The Criminal Process: Arraignment

The first step, after an arrest, in any Michigan criminal case is an arraignment. During an arraignment you will stand before a district court judge or magistrate and they will read the charges that are being brought against you. They will then ask how you would like to plead to those charges. Here are your options:

Guilty

By pleading guilty, you are accepting responsibility for the alleged crime, and any punishment the judge chooses to give you. The judge will ask you why you think you are guilty, and ask you to state the facts that meet the elements of the crime you are pleading to. If you plead guilty at your arraignment you will not have the option to try to work out a deal with the prosecutor. Be very careful not to enter a guilty plea unless you are fully informed of the consequences for doing so.

Not Guilty

A plea of not guilty implies that you believe you are innocent of the charges. You will be entitled to a trial where the prosecutor must prove beyond a reasonable doubt that there was a crime committed and that you were the one who committed it.

No Contest

A no contest plea carries the same weight as a guilty plea. You are accepting responsibility for the crime, but are not admitting that you actually did the crime. A plea of no contest is often used to avoid civil liability. Frequently, when someone is hurt they wish to sue the person that hurt them for their damages. Because criminal cases have a much higher burden of proof, a guilty plea or a conviction carries a lot of weight in civil court.
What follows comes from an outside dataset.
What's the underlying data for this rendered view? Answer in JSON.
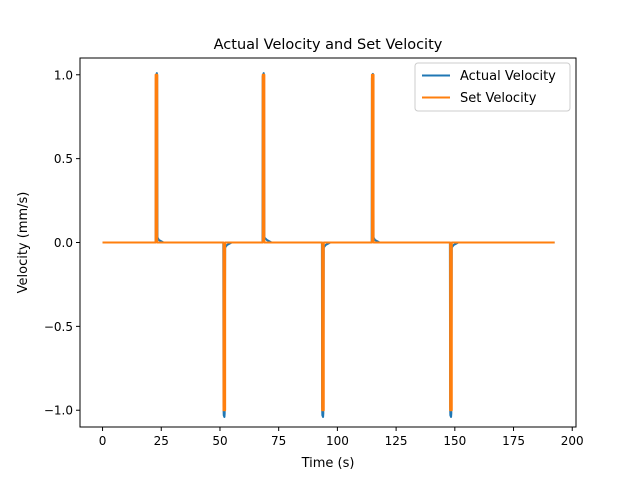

A plea of no contests allows someone to take the punishment, but never actually have to admit to doing the crime. Another reason to plead no contest is if you simply cannot remember the events that lead up to your being charged with a crime. If you are intoxicated, or otherwise unable to remember what happened, but still want to take responsibility for the crime, this is the way to go.

Stand Mute

If you stand mute, most courts will enter a plea of not guilty and set your case for a pretrial date.

Our best advice is to stand mute if you are arraigned on any charges and ask for an attorney or time to retain one. A not guilty plea will be entered and you will then have time to consult an attorney to determine what will be best for your case.